The research found that many Australians believe retail theft was justifiable to some degree given the current circumstances:
- 28 per cent believe it is OK to take an item without paying for it
- 30 per cent believe it is fine to change the price tags on products
- 32 per cent believe not scanning some items at a self-serve checkout is ‘fine’
- 37 per cent believe scanning items as cheaper items at the self-serve check out is ‘justifiable’.
“Fears of opportunistic consumers have been growing among retail businesses who not only face the issue of decreasing consumer spend, but also the need to be wary of consumers looking to save money through more deviant means,” Atto said.
Young consumers can justify retail theft on some levels.
Age divide in attitudes
Older consumers, aged over 55, were more inclined to declare retail theft as “not at all” justifiable, compared to other age groups, particularly younger consumers (aged 18 to 34).
“More specifically, 93 per cent of older consumer said ‘taking an item without paying for it’ was ‘not at all’ justifiable, compared to only 47 per cent of younger consumers,” the researchers said.
“The remaining 53 per cent of younger consumers felt it was ‘a little’ to ‘completely’ justifiable.
“Similarly, ‘changing price tags on products’ was ‘not at all’ justifiable to 90 per cent of older consumers compared to 45 per cent of younger consumers.”
Although retail theft might be justifiable in the eyes of Australia’s youth, it isn’t an indication or proof that they are the ones who are actually stealing.
The report comes as Woolworths and Coles increase their anti-theft measures in stores.
Although the cost-of-living crisis is hurting people of all ages, young Australians are particularly feeling the burn, as they generally have less savings to fall back on.
A majority of Australians consumers reported their non-discretionary spending had increased in the past 12 months, and 60 per cent of people said they had observed their essential grocery items going up in price.
Consumers are worse off
The ACRS group also found that 50 per cent of consumers are financially worse off now compared to a year ago.

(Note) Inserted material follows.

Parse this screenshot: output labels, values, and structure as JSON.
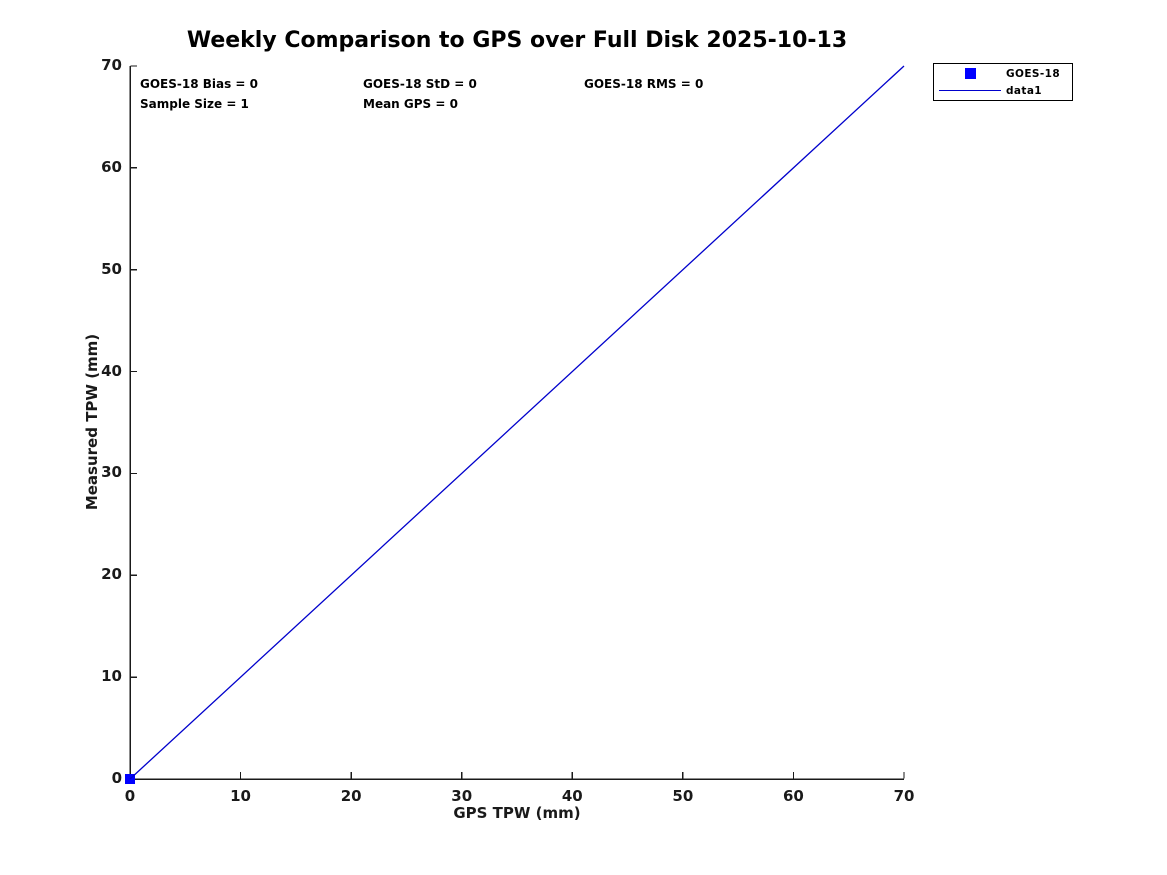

Additionally, consumers are feeling pessimistic about their current and future finances and the expectations of future business conditions.
And 42 per cent believe now is not the time to be splurging on pricier items like furniture, refrigerators and televisions.
“Much of the consumer financial pessimism and changes in spending habits has been attributed to inflation and expectations of ongoing rate increases, which will need to abate before any significant changes to consumer confidence can be seen,” Atto said.
Out of all the age groups, it was those aged 35 to 54 who were the most pessimistic about their current financial situation, with 57 per cent of consumers in that age group being worse off financially now compared to a year ago.
Right now, shoppers are focused on buying the basics, like groceries, housing and insurance and cutting back on non-essentials like clothing and takeaway.